Preferably, the acquiring the transformer oil level image comprises acquiring an image of a shooting device and intercepting the image from a video; the method comprises the steps of intercepting an image from a video, setting a video frame selection interval according to the scene, the requirement and the comprehensive consideration of the performance, and converting the intercepted single-frame image into an image in a JPG format which can be processed by an oil table state recognition model;
s2, image preprocessing: the method comprises the steps of image filtering processing, image enhancement processing and image preprocessing on a picture after format conversion, so that partial noise interference in the picture is removed, and the consistency of data preprocessing operation of a training picture and a picture to be predicted is ensured;
preferably, the oil level indicator image collected by the camera is susceptible to illumination, and a large amount of noise is carried in the shooting and transmission processes. For accurate reading of a subsequent oil level indicator, preprocessing of the image is required, including homomorphic filtering, median filtering, binarization, morphological processing and the like.
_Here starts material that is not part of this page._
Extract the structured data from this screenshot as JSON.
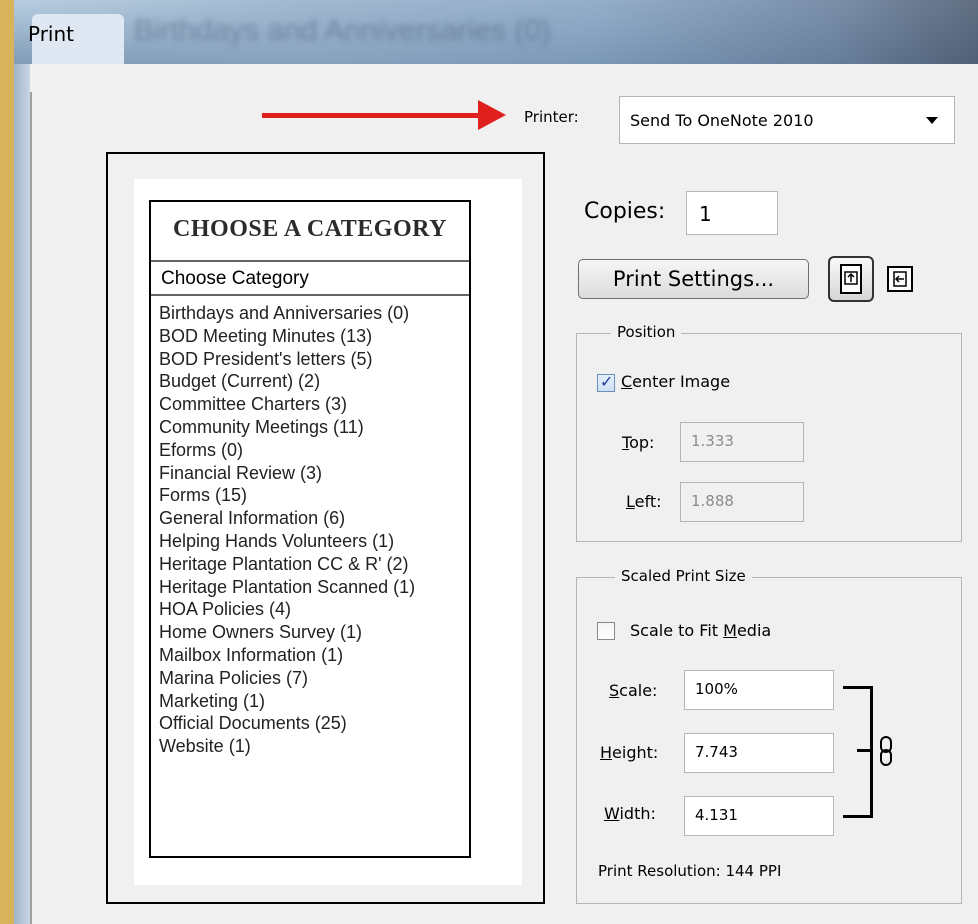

S2.1 homomorphic filtering processing
Aiming at the fact that the collected oil level gauge image is susceptible to illumination, a homomorphic filter is adopted to enhance the oil level gauge image under weak illumination. The homomorphic filter is a frequency domain filtering algorithm based on the image illumination reflection imaging model principle, and can change the image gray scale range and enhance the image contrast. The invention adopts the Gaussian homomorphic filter H (mu, v) to carry out filtering processing on the oil level gauge image, enhances the brightness of the oil level gauge image under weak illumination and improves the contrast of the image. The calculation formula of the high-pass filter H (mu, v) is as follows:
Figure BDA0003824528600000071
Figure BDA0003824528600000072
where D (μ, v) is the distance of the point (μ, v) from the center of the frequency rectangle
Figure BDA0003824528600000073
The distance of (a); d o To cut off the frequency, the invention takes D o Median value of D (μ, v); the parameter c is used to control the sharpening of the homomorphic filter, and the invention makes c =2; parameter gamma H And gamma L Controlling the variation range of H (mu, v), H (mu, v) epsilon [ gamma ] L ,γ H ]The present invention makes gamma H =2.0,γ L =0.3。
The result is processed by using the Gaussian homomorphic filter, so that the effect of brightening the dark oil level indicator image in the camera acquisition process can be achieved, and meanwhile, the contrast of the pointer area and the non-pointer area of the oil level indicator image is enhanced.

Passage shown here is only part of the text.